- European box art
- Developer: Relentless Software
- Publisher: Sony Computer Entertainment
- Series: Buzz!
- Platform: PlayStation 2
- Release: EU: 14 March 2008; AU: 15 May 2008;
- Genre: Party
- Modes: Single-player, multiplayer

= Buzz!: The Pop Quiz =

2008 video game

Buzz!: The Pop Quiz is a 2008 party video game developed by Relentless Software and published by Sony Computer Entertainment for the PlayStation 2. It is the sixth instalment in the Buzz! series. The game features music from the 1990s to the then-present day.
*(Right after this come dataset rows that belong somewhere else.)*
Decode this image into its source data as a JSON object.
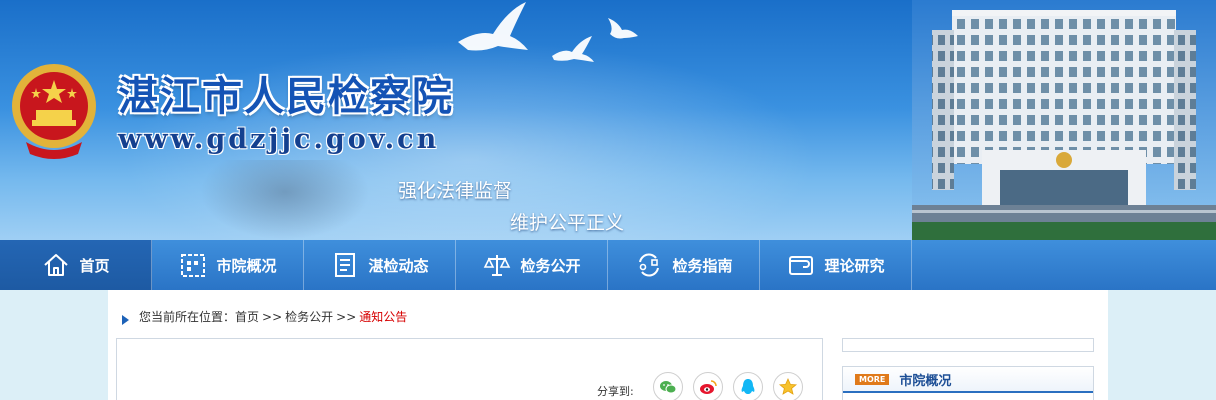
{
  "header": {
    "site_title": "湛江市人民检察院",
    "site_url": "www.gdzjjc.gov.cn",
    "slogan_line1": "强化法律监督",
    "slogan_line2": "维护公平正义"
  },
  "nav": {
    "items": [
      {
        "label": "首页",
        "icon": "home-icon"
      },
      {
        "label": "市院概况",
        "icon": "grid-icon"
      },
      {
        "label": "湛检动态",
        "icon": "document-icon"
      },
      {
        "label": "检务公开",
        "icon": "scale-icon"
      },
      {
        "label": "检务指南",
        "icon": "guide-icon"
      },
      {
        "label": "理论研究",
        "icon": "wallet-icon"
      }
    ],
    "active_index": 0
  },
  "breadcrumb": {
    "prefix": "您当前所在位置：",
    "items": [
      "首页",
      "检务公开",
      "通知公告"
    ],
    "separator": ">>"
  },
  "share": {
    "label": "分享到:",
    "buttons": [
      "wechat-icon",
      "weibo-icon",
      "qq-icon",
      "qzone-icon"
    ]
  },
  "sidebar": {
    "more_label": "MORE",
    "section_title": "市院概况"
  },
  "colors": {
    "nav_bg": "#2a74c6",
    "breadcrumb_current": "#d60000",
    "more_tag": "#e07a1a"
  }
}
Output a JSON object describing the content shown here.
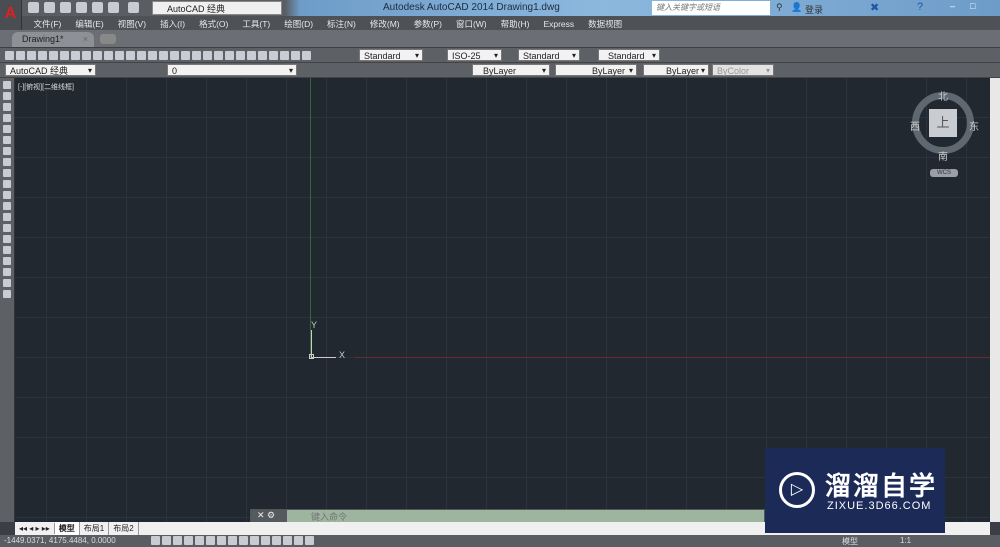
{
  "titlebar": {
    "workspace": "AutoCAD 经典",
    "title": "Autodesk AutoCAD 2014    Drawing1.dwg",
    "search_placeholder": "键入关键字或短语",
    "login": "登录"
  },
  "menu": [
    "文件(F)",
    "编辑(E)",
    "视图(V)",
    "插入(I)",
    "格式(O)",
    "工具(T)",
    "绘图(D)",
    "标注(N)",
    "修改(M)",
    "参数(P)",
    "窗口(W)",
    "帮助(H)",
    "Express",
    "数据视图"
  ],
  "tab": {
    "label": "Drawing1*"
  },
  "toolbar1": {
    "text_style": "Standard",
    "dim_style": "ISO-25",
    "table_style": "Standard",
    "mleader_style": "Standard"
  },
  "toolbar2": {
    "workspace": "AutoCAD 经典",
    "layer": "0",
    "color": "ByLayer",
    "linetype": "ByLayer",
    "lineweight": "ByLayer",
    "plotstyle": "ByColor"
  },
  "viewport": {
    "label": "[-][俯视][二维线框]",
    "cube_face": "上",
    "north": "北",
    "south": "南",
    "east": "东",
    "west": "西",
    "wcs": "WCS",
    "y_label": "Y",
    "x_label": "X"
  },
  "command": {
    "placeholder": "键入命令"
  },
  "layout_tabs": [
    "模型",
    "布局1",
    "布局2"
  ],
  "status": {
    "coords": "-1449.0371, 4175.4484, 0.0000",
    "model": "模型",
    "scale": "1:1"
  },
  "watermark": {
    "title": "溜溜自学",
    "url": "ZIXUE.3D66.COM"
  }
}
To coincide with the release of the game, Sony launched a website called letsplaybuzz.com (now defunct) which allowed users to take part in a short 10-question sample game.

==Rounds==
- Name that Band - Listen carefully to an audio clip and identify the band.
- Musical Squares - One player chooses a subject and everyone answers questions.
- Pass the Bomb! - One person answers a question and when the get it right they pass the bomb to the next player.
- Video Stars - Watch a video of pop stars and answer a question about the video.
- Pie Fight - First one to get the answer right gets to throw the pie.
- Pop Picker - Hit your buzzer on a subject and choose who answers the question before it comes up.
- Point Stealer - First person to get the answer right steals points from one player.
- What's That Song - A timer is put on and you try to answer the questions as fast as you can.